11) En outre, que répondez-vous à ceux qui considèrent l'écotourisme (ainsi que le tourisme solidaire) comme le meilleur moyen que l'industrie touristique dans son ensemble a réussi à "inventer" pour maintenir et faire progresser les flux touristiques mondiaux - provenant majoritairement des pays développés - tout en appaisant la mauvaise conscience des touristes?
Je leur réponds d’abord que l’industrie touristique n’a rien inventé, car elle n’est pas un tout mais une somme d’initiatives dispersées…De plus, ce n’est malheureusement pas l’écotourisme qui fait progresser les flux touristiques mondiaux, mais plutôt le tourisme de croisière, le tourisme all-inclusive au Mexique, en Turquie ou au Maroc, le tourisme de luxe… Quant à la mauvaise conscience des touristes, elle est tout de même peu répandue : demandez au touriste qui sirote son cocktail dans sa piscine en République Dominicaine si il a mauvaise conscience, s’il pense que sa consommation en eau en une semaine équivaut à celle d’une famille locale pendant un an ? Je ne pense malheureusement pas que la majorité des touristes se posent des questions d’ordre éthique.
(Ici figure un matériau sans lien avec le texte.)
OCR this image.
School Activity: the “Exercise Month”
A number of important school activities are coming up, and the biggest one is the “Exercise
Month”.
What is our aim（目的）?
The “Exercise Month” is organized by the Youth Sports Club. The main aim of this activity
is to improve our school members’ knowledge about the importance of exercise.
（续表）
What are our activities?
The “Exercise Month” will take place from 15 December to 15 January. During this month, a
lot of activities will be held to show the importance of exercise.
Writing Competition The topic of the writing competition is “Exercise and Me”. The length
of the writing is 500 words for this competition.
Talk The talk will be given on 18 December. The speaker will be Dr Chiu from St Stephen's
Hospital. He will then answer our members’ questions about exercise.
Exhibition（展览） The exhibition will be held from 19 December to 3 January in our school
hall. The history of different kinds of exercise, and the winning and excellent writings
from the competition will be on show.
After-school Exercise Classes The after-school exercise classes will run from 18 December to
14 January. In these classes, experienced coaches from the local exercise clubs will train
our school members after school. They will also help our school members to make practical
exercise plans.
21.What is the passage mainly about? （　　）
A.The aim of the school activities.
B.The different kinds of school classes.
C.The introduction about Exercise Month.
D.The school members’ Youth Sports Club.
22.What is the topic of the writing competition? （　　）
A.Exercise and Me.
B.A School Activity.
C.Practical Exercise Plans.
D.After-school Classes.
Ils profitent…Bien sûr je ne suis pas contre un peu d’hédonisme, mais je tiens à dire qu’il y a quelque chose de bon dans la mauvaise conscience… c’est justement la prise de conscience, comprendre qu’il y a un déséquilibre dans nos rapports avec les autres et avec la nature. Ce déclic est le premier pas vers un changement de comportement, et une implication en douceur qui peut se faire par exemple en choisissant des structures écotouristiques... Ne croyez pas pour autant que l’écotourisme soit un concept austère : l’hédonisme peut très bien se combiner avec un peu de générosité.

12) Qu'il soit écologique ou non, le tourisme n'est-il pas fondamentalement et essentiellement une source de pollution et de dégradation de l'environnement, puisque, notamment, les avions produisent une grande part des gaz polluants? Est-il possible de remédier à ce problème selon vous?
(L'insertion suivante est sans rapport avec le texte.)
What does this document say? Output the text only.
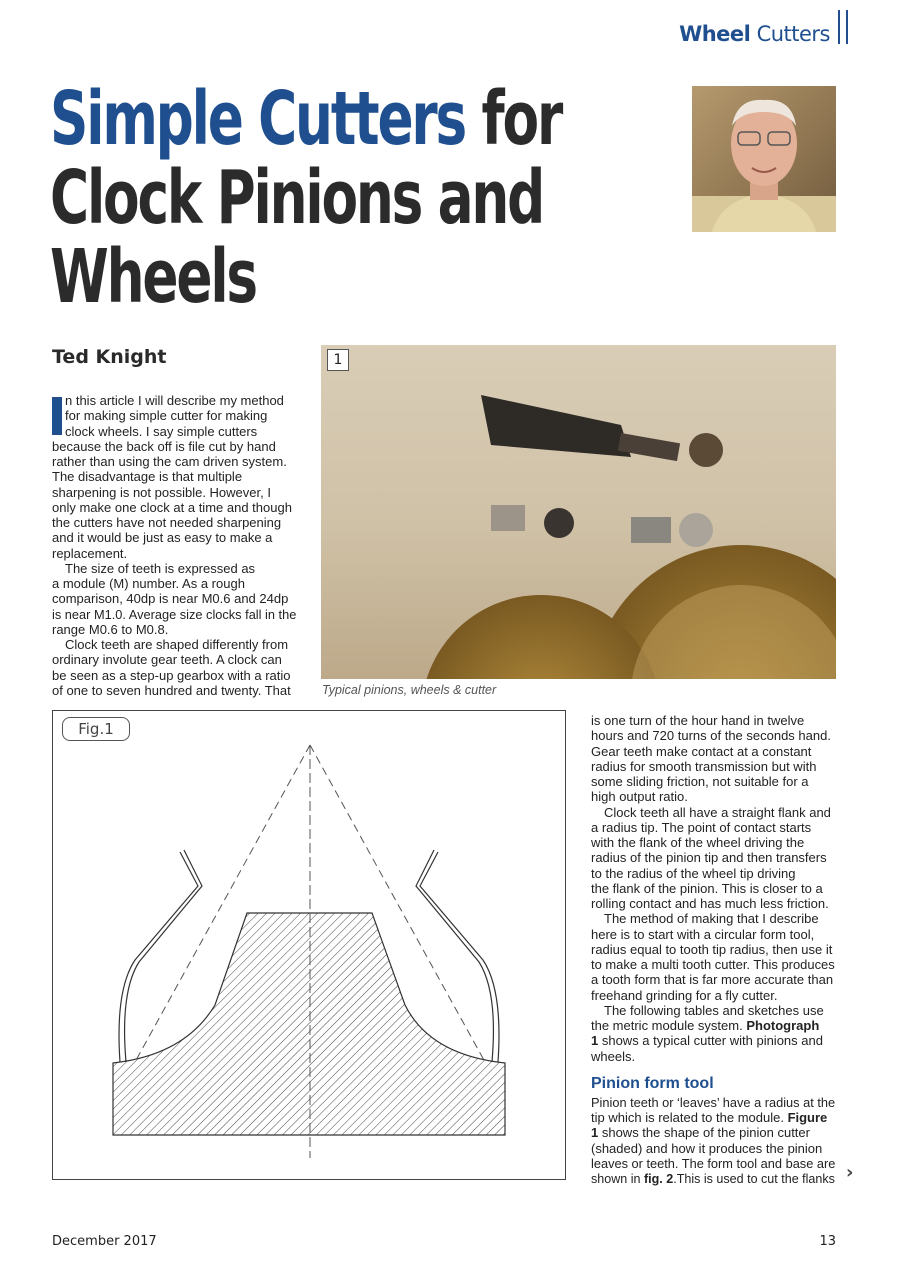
Wheel Cutters
Simple Cutters for
Clock Pinions and
Wheels
Ted Knight
n this article I will describe my method
for making simple cutter for making
clock wheels. I say simple cutters
because the back off is file cut by hand
rather than using the cam driven system.
The disadvantage is that multiple
sharpening is not possible. However, I
only make one clock at a time and though
the cutters have not needed sharpening
and it would be just as easy to make a
replacement.
The size of teeth is expressed as
a module (M) number. As a rough
comparison, 40dp is near M0.6 and 24dp
is near M1.0. Average size clocks fall in the
range M0.6 to M0.8.
Clock teeth are shaped differently from
ordinary involute gear teeth. A clock can
be seen as a step-up gearbox with a ratio
of one to seven hundred and twenty. That
1
Typical pinions, wheels & cutter
Fig.1	is one turn of the hour hand in twelve
hours and 720 turns of the seconds hand.
Gear teeth make contact at a constant
radius for smooth transmission but with
some sliding friction, not suitable for a
high output ratio.
Clock teeth all have a straight flank and
a radius tip. The point of contact starts
with the flank of the wheel driving the
radius of the pinion tip and then transfers
to the radius of the wheel tip driving
the flank of the pinion. This is closer to a
rolling contact and has much less friction.
The method of making that I describe
here is to start with a circular form tool,
radius equal to tooth tip radius, then use it
to make a multi tooth cutter. This produces
a tooth form that is far more accurate than
freehand grinding for a fly cutter.
The following tables and sketches use
the metric module system. Photograph
1 shows a typical cutter with pinions and
wheels.
Pinion form tool
Pinion teeth or ‘leaves’ have a radius at the
tip which is related to the module. Figure
1 shows the shape of the pinion cutter
(shaded) and how it produces the pinion
leaves or teeth. The form tool and base are
shown in fig. 2.This is used to cut the flanks ›
December 2017	13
Que le tourisme pollue, certes. L’augmentation du trafic aérien est préoccupante, en effet, surtout en ce qui concerne les vols de courte distance, très énergétivores et facilement remplaçables par des trajets en train. Les pouvoirs publics doivent prendre leurs responsabilités : doit-on vraiment continuer à faire la promotion du low-cost, à construire de nouvelles pistes, à faire voler des avions à moitié vide ? Peut-être qu’une diminution de la fréquence des vols bien orchestrée induirait une augmentation du remplissage et diminuerait d’autant les impacts sur l’environnement ? Personne n’a souhaité le changement climatique ni la pollution, mais maintenant que nous connaissons la situation, il est sans doute judicieux de se poser quelques questions et d’influencer l’avenir….
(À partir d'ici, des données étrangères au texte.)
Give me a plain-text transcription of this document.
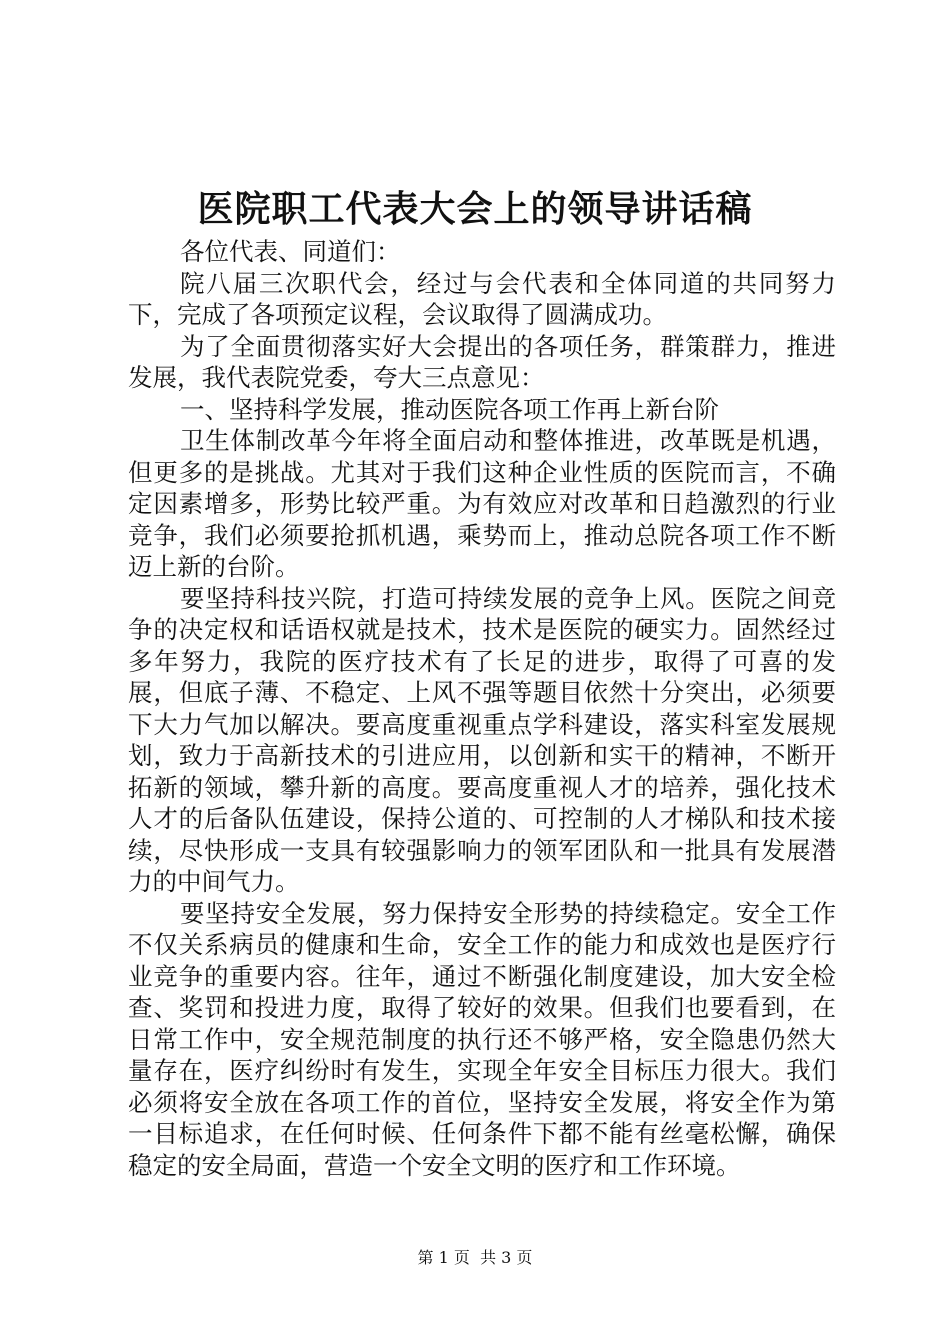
医院职工代表大会上的领导讲话稿

各位代表、同道们：

院八届三次职代会，经过与会代表和全体同道的共同努力下，完成了各项预定议程，会议取得了圆满成功。

为了全面贯彻落实好大会提出的各项任务，群策群力，推进发展，我代表院党委，夸大三点意见：

一、坚持科学发展，推动医院各项工作再上新台阶

卫生体制改革今年将全面启动和整体推进，改革既是机遇，但更多的是挑战。尤其对于我们这种企业性质的医院而言，不确定因素增多，形势比较严重。为有效应对改革和日趋激烈的行业竞争，我们必须要抢抓机遇，乘势而上，推动总院各项工作不断迈上新的台阶。

要坚持科技兴院，打造可持续发展的竞争上风。医院之间竞争的决定权和话语权就是技术，技术是医院的硬实力。固然经过多年努力，我院的医疗技术有了长足的进步，取得了可喜的发展，但底子薄、不稳定、上风不强等题目依然十分突出，必须要下大力气加以解决。要高度重视重点学科建设，落实科室发展规划，致力于高新技术的引进应用，以创新和实干的精神，不断开拓新的领域，攀升新的高度。要高度重视人才的培养，强化技术人才的后备队伍建设，保持公道的、可控制的人才梯队和技术接续，尽快形成一支具有较强影响力的领军团队和一批具有发展潜力的中间气力。

要坚持安全发展，努力保持安全形势的持续稳定。安全工作不仅关系病员的健康和生命，安全工作的能力和成效也是医疗行业竞争的重要内容。往年，通过不断强化制度建设，加大安全检查、奖罚和投进力度，取得了较好的效果。但我们也要看到，在日常工作中，安全规范制度的执行还不够严格，安全隐患仍然大量存在，医疗纠纷时有发生，实现全年安全目标压力很大。我们必须将安全放在各项工作的首位，坚持安全发展，将安全作为第一目标追求，在任何时候、任何条件下都不能有丝毫松懈，确保稳定的安全局面，营造一个安全文明的医疗和工作环境。

第 1 页  共 3 页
Doit-on pour autant condamner le tourisme d’un bloc et prôner que chacun reste chez soi ? Je ne crois pas que cela soit très productif…Premièrement, le tourisme est loin d’être l’industrie la plus polluante, et son orientation vers le développement durable doit s’accompagner des mêmes efforts dans les autres secteurs industriels. Il ne faut pas non plus sous-estimer les impacts positifs du tourisme... En particulier, quand il s’agit d’écotourisme, il faut voir que les impacts dus à la pollution aérienne sont souvent plus que compensés par les bénéfices créés sur place.

13) Quel avenir entrevoyez-vous pour l'écotourisme?
L’écotourisme ne peut que se développer. Dans quelle mesure et à quelle vitesse, personne ne le sait. Mais les années allant, la préoccupation écologiste va s’accroître, et de plus en plus de gens vont vouloir s’engager pour la protection de l’environnement. En parallèle, l’urbanisation augmentant et les espaces vierges reculant, le besoin de contact avec la nature va s’accroître considérablement. C’est la raison pour laquelle il est nécessaire de se préparer dès aujourd’hui à utiliser des techniques de gestions de flux, de minimisation des impacts, et à sensibiliser les visiteurs sur la fragilité des milieux.